As soon as one of those nodes goes offline, you will no longer be able to write to a majority of nodes (at least 2, in this case) so the writes will fail. When you bring the Primary back online, it will rejoin without issue because no new writes have taken place.
.However, if you don’t require majority write and the Primary goes down, there is a chance that the Secondary that is promoted to Primary had not yet replicated all the writes. In this case, the Primary will come back online, realize that it has writes that the current Primary does not, and do a rollback.
The best approach for high availability (HA) is to have three data-bearing nodes: 1 Primary and 2 Secondaries. If you use a majority write, you are guaranteeing that a majority of the nodes have received the write. With three data-bearing nodes, you are therefore guaranteed that one of the two Secondaries will be up-to-date in the event of a disaster to the Primary.

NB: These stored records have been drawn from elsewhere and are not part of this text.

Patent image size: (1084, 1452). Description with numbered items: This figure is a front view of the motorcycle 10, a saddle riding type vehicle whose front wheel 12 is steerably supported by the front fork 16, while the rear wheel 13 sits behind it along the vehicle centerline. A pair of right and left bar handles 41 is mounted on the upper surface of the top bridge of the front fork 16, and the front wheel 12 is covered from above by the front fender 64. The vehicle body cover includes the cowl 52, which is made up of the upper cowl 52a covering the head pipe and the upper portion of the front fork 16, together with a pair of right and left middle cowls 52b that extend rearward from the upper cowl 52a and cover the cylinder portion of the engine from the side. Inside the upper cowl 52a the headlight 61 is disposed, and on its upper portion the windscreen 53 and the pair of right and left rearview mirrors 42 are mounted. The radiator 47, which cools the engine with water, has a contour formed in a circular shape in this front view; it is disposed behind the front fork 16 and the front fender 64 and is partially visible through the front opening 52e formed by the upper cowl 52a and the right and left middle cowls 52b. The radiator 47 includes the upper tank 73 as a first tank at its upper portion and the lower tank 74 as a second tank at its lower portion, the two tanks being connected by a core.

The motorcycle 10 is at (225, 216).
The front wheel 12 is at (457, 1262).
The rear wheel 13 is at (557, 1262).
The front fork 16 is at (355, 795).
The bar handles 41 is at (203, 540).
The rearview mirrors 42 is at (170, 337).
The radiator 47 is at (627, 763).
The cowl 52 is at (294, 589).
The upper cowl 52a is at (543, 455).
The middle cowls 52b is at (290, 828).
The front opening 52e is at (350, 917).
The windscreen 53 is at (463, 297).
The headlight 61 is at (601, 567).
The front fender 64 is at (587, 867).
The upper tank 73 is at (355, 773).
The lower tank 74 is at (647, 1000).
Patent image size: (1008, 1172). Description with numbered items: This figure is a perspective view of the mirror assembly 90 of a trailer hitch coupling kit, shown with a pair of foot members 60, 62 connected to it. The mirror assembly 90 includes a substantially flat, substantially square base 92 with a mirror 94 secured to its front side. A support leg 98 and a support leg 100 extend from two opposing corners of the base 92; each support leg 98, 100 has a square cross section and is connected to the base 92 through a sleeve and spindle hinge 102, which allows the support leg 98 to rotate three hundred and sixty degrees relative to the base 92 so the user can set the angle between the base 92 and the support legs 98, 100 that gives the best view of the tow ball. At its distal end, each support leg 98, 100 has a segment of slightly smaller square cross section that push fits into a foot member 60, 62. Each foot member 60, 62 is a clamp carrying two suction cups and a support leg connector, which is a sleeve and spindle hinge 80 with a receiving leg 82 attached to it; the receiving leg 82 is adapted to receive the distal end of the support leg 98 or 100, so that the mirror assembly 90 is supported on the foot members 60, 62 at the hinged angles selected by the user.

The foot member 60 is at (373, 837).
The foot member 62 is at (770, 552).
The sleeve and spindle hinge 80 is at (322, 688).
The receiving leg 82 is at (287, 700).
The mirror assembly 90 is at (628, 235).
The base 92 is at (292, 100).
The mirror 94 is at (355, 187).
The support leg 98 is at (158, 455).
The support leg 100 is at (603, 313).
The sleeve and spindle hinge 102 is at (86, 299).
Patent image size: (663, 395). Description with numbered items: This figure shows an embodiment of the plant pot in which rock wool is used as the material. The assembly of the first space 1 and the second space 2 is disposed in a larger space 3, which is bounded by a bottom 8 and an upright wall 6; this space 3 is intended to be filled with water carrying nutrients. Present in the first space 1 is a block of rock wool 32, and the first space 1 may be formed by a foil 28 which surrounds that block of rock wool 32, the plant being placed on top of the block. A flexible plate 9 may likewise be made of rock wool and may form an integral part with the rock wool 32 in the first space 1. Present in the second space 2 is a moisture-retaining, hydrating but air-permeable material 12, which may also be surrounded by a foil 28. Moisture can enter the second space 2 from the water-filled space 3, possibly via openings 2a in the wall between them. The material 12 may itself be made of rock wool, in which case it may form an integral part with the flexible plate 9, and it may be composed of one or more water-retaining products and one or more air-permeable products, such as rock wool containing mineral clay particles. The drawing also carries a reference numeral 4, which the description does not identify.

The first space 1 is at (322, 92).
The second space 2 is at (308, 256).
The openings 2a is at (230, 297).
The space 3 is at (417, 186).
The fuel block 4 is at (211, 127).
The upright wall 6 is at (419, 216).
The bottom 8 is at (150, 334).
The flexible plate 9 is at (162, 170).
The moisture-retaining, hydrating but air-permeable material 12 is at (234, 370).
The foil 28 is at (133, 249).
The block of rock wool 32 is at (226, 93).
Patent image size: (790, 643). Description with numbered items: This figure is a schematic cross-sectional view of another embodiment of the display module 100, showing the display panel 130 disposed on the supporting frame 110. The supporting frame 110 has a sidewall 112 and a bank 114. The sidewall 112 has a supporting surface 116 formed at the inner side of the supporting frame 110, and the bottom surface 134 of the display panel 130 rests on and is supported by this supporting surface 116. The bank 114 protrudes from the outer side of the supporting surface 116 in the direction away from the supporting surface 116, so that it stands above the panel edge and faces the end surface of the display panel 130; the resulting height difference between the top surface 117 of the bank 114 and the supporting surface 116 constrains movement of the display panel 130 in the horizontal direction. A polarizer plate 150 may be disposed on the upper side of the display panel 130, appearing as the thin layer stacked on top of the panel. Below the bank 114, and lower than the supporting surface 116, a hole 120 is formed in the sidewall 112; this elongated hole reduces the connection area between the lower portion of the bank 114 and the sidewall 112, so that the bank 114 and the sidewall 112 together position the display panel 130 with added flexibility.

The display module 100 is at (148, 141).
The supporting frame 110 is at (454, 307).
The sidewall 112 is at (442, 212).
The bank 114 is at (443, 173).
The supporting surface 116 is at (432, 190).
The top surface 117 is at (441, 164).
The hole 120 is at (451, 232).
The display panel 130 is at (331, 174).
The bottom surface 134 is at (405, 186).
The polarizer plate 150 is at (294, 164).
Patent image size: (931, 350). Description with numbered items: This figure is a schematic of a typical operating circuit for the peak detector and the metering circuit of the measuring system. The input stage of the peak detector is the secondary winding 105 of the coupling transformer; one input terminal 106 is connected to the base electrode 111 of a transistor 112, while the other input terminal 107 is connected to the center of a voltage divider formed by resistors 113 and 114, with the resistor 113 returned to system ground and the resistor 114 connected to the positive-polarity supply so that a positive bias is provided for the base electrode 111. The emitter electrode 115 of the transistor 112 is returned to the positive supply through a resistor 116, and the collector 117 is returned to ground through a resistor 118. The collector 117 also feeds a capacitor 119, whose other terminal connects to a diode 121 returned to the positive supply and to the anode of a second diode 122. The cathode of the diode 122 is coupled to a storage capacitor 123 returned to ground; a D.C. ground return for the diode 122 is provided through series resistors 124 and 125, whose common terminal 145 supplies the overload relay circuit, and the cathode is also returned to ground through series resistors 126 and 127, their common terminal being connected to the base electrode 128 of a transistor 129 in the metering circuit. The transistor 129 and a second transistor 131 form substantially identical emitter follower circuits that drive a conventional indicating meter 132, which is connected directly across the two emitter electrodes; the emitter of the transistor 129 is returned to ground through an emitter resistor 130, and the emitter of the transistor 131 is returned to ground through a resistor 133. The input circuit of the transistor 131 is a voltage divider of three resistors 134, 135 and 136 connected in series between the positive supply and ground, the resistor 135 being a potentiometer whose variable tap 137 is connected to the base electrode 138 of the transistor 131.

With 2 data-bearing nodes and an Arbiter, is NOT a HA MongoDB configuration, and will always be susceptible to data loss until you reconfigure it with 3 data-bearing nodes.
We have explained why 3 data bearing nodes are recommended for high availability and durable data across multiple nodes.
As we also mentioned, if we want to offer a 2 node + arbiter configuration for less critical apps, we can
a) still use w:majority but that means we will wait for a primary to be available again or
b) use w:1 in the application and be prepared to cache in the application some time window of writes to check if they were applied to the new primary after a failover, or manually apply the data from the rollback log.
a) is certainly easier if you are fine waiting for manual failover, which seems similar to how you set up RDBMSs with a DR server
If we use 2 + arbiter, it is best to have the arbiter on a third node. If we only have 2 machines, then usually we would put the arbiter on the primary machine so a failure of the secondary machine does not affect the primary.
How we handle failover though depends on the a) and b) options.
Certainly with all of this we need hardware that is sufficient for the load, which seemed to initiate the issue here.